In the prior appearance of this case, we held that, because of the plain and unambiguous policy provisions, no coverage existed under an automobile insurance policy on a vehicle which was listed on the policy as a car belonging to the defendant company, but which was in fact personally owned by the defendant president of the company and driven by his defendant daughter for personal purposes; and that the doctrine of estoppel and waiver did not apply. Allstate Ins. Co. v. Christian Brokerage Co., 142 Ga. App. 238 (235 SE2d 566)
. On certiorari, the Supreme Court reversed, holding that, where an insurance company through its own agent has knowledge that the actual title to certain automobiles, to be listed with other automobiles in a fleet policy, are actually titled in the names of persons associated with the insured (the defendant brokerage company) rather than in the name of the insured itself, with that knowledge issues an insurance policy naming the insured as the owner of all of the vehicles listed, and collects premiums with respect to each of the vehicles on that basis, it waives its right and is estopped by contract to later contend that one of the vehicles is titled in the name of an officer of the company so as to deny liability coverage on that vehicle as a nonowned vehicle. Christian Brokerage Co. v. Allstate Ins. Co., 239 Ga. 850 (239 SE2d 328)
The Supreme Court remanded this case to us for our consideration of other questions presented which were not passed on in our prior decision. In reversing the trial court's grant of a summary judgment to the defendants, we assumed but did not decide that the evidence contained in the affidavits of two officers of the defendant company was admissible. This evidence was to the effect that at the time of the purchase of the original policy in 1971, an agent of the plaintiff insurer, since deceased, acquired knowledge that some of the vehicles which were listed as owned by the company were in fact personally owned by company executives. The question of the admissibility of this evidence is now ripe for decision for it is a determining factor as to whether an estoppel by contract arose.
Plaintiff contends here and before the trial court that the evidence of the company officers was incompetent as a matter of law under the provisions of Code Ann. 38-1603. We agree. The pertinent provisions of the so-called dead man's statute prohibit agents of surviving parties from testifying as to transactions or communications with a deceased agent of a corporation. Code Ann. 38-1603 (3) (5). The trial judge erred in considering the affidavit testimony in support of defendants' motion for summary judgment. The evidence establishes that defendant Bobby H. Christian, Sr. was president of the Christian Brokerage Company. It also shows that the automobile involved in the accident had initially been a company owned car, but that Bobby Christian, Sr., purchased it from the company in 1970. The evidence demonstrates that Jerry and Wayne Christian were executive officers of the Christian Brokerage Company, and that they were authorized to procure its fleet and liability insurance coverage. Both Jerry and Wayne admitted knowing that the Christian family's personal cars, including those of Bobby Christian, Sr. were listed on the company's fleet schedule. They also admitted their responsibility of procuring insurance coverage for these personally owned cars and for the Christian family members listed as drivers (including defendant Linda Christian).

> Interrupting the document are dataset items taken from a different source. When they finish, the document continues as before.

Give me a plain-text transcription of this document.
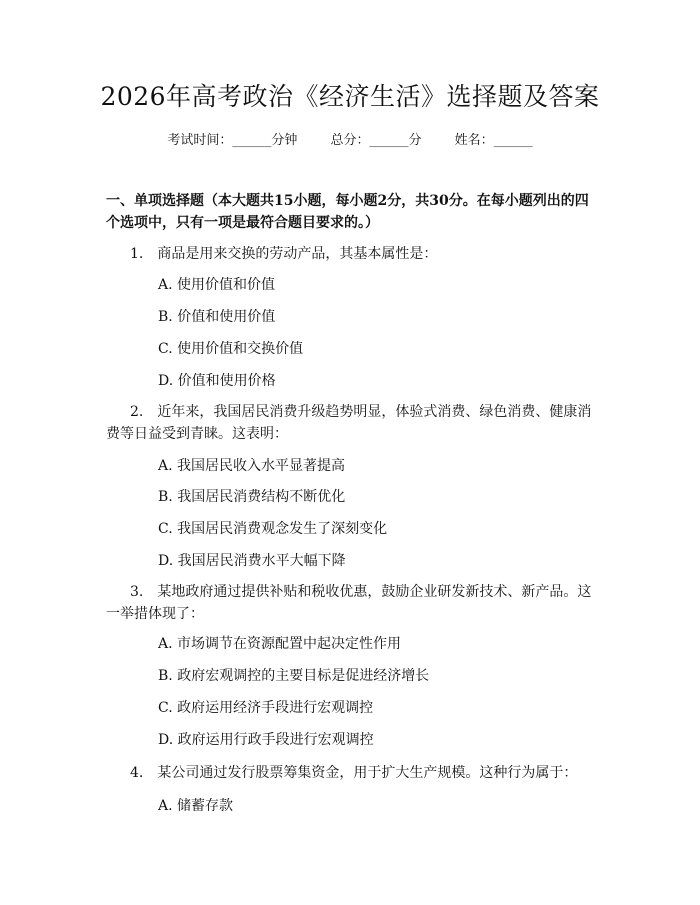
2026年高考政治《经济生活》选择题及答案
考试时间：______分钟	总分：______分	姓名：______
一、单项选择题（本大题共15小题，每小题2分，共30分。在每小题列出的四个选项中，只有一项是最符合题目要求的。）
1.　商品是用来交换的劳动产品，其基本属性是：
A. 使用价值和价值
B. 价值和使用价值
C. 使用价值和交换价值
D. 价值和使用价格
2.　近年来，我国居民消费升级趋势明显，体验式消费、绿色消费、健康消费等日益受到青睐。这表明：
A. 我国居民收入水平显著提高
B. 我国居民消费结构不断优化
C. 我国居民消费观念发生了深刻变化
D. 我国居民消费水平大幅下降
3.　某地政府通过提供补贴和税收优惠，鼓励企业研发新技术、新产品。这一举措体现了：
A. 市场调节在资源配置中起决定性作用
B. 政府宏观调控的主要目标是促进经济增长
C. 政府运用经济手段进行宏观调控
D. 政府运用行政手段进行宏观调控
4.　某公司通过发行股票筹集资金，用于扩大生产规模。这种行为属于：
A. 储蓄存款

From the date of issuance of the Allstate policy in 1971, until the time of the accident in 1973, Jerry, and subsequently, Wayne Christian had been responsible for procuring liability insurance for Bobby Christian, Sr.'s personally owned automobile and for insuring Linda Christian as a listed driver of that vehicle. Thus, for a period of three years, Bobby Christian, Sr. and his daughter, Linda, authorized and relied on Jerry and Wayne Christian to procure their personal liability insurance. "The relation of principal and agent arises wherever one person, expressly or by implication, authorizes another to act for him, or subsequently ratifies the acts of another in his behalf." Code Ann. 4-101. From the evidence, it is clear that the executive officers acted as agents for the defendants. Proof of agency may be made by showing circumstances, apparent relations, and conduct of the parties. Wielgorecki v. White, 133 Ga. App. 834 (212 SE2d 480)
. Although defendants in their brief deny an agency or contractual relationship, defendants introduced no evidence to refute the inference or to support their denial. In a summary judgment proceeding, all inferences and ambiguities are to be resolved in favor of the party opposing the motion, and are to be construed most strongly against the movant. Burnette Ford, Inc. v. Hayes, 124 Ga. App. 65 (183 SE2d 78)
. Because the officers, as a matter of law, acted as agents for the defendants, they are incompetent witnesses under the provisions of Code Ann. 38-1603. "Supporting and opposing affidavits shall be made on personal knowledge, shall set forth such facts as would be admissible in the evidence, and shall show affirmatively that the affiant is competent to testify to the matters stated therein . . ." CPA 56 (Code Ann. 81A-156 (e)). Because the only evidence concerning the purported knowledge by Allstate's agent of the personal ownership of some of the vehicles listed on the fleet schedule was contained in the affidavits of Jerry and Wayne Christian, and this evidence is inadmissible and incompetent, the trial judge erred in granting summary judgment to the defendants.